Can a hacker take over a passenger jet by sneaking in through its WiFi or in-flight entertainment system?
The possibility of that occurring, as suggested by cybersecurity firm IOActive, has security experts hot under the collar.
Ruben Santamarta, principal security consultant at IOActive, led a team that discovered insecure and undocumented protocols, backdoors, hard-coded credentials, and other high-risk vulnerabilities in the most widely deployed terminals for the Inmarsat and Iridium satellite communications systems.
Santamarta is scheduled to present the team’s findings Thursday at the Black Hat security conference under way in Las Vegas.
“The vulnerability that concerns me the most as a security professional and traveler is the use of hardcoded log-in credentials to enable service technicians the ability to access any piece of equipment they are responsible for with the same login and password,” Kyle Kennedy, CTO at STEALTHbits Technology, told TechNewsWorld.
“If a hacker can retrieve these hard-coded credentials by hacking the equipment’s firmware, any preventative controls on sensitive systems could be circumvented,” he continued.
“Think of how many thousands of current and former technicians already know [them]. Anyone who says this is a minor vulnerability is downplaying what someone can do with a known valid credential on thousands of end-points,” Kennedy insisted.

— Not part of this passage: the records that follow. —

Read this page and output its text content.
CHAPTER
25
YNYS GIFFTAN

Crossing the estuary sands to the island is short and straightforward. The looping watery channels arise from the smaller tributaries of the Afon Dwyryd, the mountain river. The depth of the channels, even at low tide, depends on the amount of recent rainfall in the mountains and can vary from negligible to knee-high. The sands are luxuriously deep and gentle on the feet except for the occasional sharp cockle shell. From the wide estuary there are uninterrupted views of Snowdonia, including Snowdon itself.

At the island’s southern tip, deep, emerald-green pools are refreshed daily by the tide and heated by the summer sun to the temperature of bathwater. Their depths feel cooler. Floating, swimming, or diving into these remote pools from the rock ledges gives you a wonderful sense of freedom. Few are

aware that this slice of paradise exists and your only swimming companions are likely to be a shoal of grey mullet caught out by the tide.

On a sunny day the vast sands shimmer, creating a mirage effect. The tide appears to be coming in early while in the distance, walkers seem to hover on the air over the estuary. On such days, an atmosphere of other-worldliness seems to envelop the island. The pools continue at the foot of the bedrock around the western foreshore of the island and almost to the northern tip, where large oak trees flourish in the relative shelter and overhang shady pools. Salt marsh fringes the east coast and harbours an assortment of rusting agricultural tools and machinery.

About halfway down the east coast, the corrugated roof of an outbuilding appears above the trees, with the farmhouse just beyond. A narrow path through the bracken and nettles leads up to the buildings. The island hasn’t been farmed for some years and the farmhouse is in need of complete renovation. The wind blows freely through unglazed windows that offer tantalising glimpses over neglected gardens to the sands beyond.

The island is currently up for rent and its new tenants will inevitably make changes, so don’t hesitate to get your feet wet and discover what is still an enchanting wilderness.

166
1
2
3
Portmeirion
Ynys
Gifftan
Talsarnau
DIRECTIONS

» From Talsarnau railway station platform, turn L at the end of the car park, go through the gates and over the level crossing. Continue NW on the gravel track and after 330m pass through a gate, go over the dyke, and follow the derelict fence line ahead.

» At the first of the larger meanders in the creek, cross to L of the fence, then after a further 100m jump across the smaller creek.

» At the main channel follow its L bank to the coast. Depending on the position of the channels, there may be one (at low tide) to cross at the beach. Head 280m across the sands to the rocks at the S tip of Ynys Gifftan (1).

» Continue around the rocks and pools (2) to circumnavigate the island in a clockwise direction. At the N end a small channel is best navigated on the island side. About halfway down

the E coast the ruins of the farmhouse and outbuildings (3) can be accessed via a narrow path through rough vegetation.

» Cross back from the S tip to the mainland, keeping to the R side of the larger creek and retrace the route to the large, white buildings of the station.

Who Are Inmarsat and Iridium?
In addition to providing voice, data and Internet access services, Inmarsat provides the Global Maritime Distress and Safety System free to ships and aircraft as a public service.
Iridium provides voice and data coverage to satellite phones, pagers and integrated transceivers around the globe.
Taking Over a Plane
Compromising in-cabin entertainment and WiFi systems is “possible and probable,” Philip Lieberman, president of Lieberman Software, told TechNewsWorld. “Passengers have been able to screw with other passengers on shared communication systems since the beginning.”
However, in-cabin systems are not physically connected to flight control or air-to-ground systems, so there is “zero probability” of incursion, he said.
On the other hand, “such vulnerabilities are dangerous if actually exploitable, and could present problems to a plane in flight,” Robert Coleridge, CTO of Secure Channels, told TechNewsWorld.
Ships, aircraft, military personnel, emergency services, media services, and critical infrastructure such as oil rigs, gas pipelines, water treatment plans, and wind turbines could be impacted by the vulnerabilities, IOActive suggested.
Hackers must have access to the physical hardware or older copies of it, because systems of this nature generally do not virtually expose firmware microcoding, Secure Channels’ Coleridge said. Without verification of the vulnerabilities reported, the IOActive report “could simply be a case of ‘crying wolf,’ so travelers need not be too concerned yet.”
IOActive looked at popular satellite communications technologies manufactured and marketed by Harris, Hughes, Cobham, Thuraya, JRC and Iridium.
IOActive did not have access to the hardware, but it has a set of procedures that makes up for this.
First, the company gathered information about the targets through open source intelligence gathering — looking at datasheets; implementation and support guides; case studies; manuals; public procurements; press releases; videos, presentations and photos; and software or firmware.
It looks at how the target system is designed, what its components are, how it is deployed in real-world scenarios, and what its main features are.
IOActive then estimates the attack surface, builds a map of its features, and draws up a detailed list of functionalities.
It also reverse-engineers and analyzes configuration software and firmware. The firmware updates for the technologies studied are freely and publicly available, IOActive said.
Dealing With the Problem
IOActive has notified the vendors concerned, and is working with government CERT coordination centers to help remediate the vulnerabilities it has found so far.
The company recommends that satellite communications manufacturers and resellers remove all publicly accessible copies of device firmware updates from their websites, if possible, and strictly control access to updates in the future.
This is not a remediation strategy, but it will prevent other organizations or people from discovering vulnerabilities.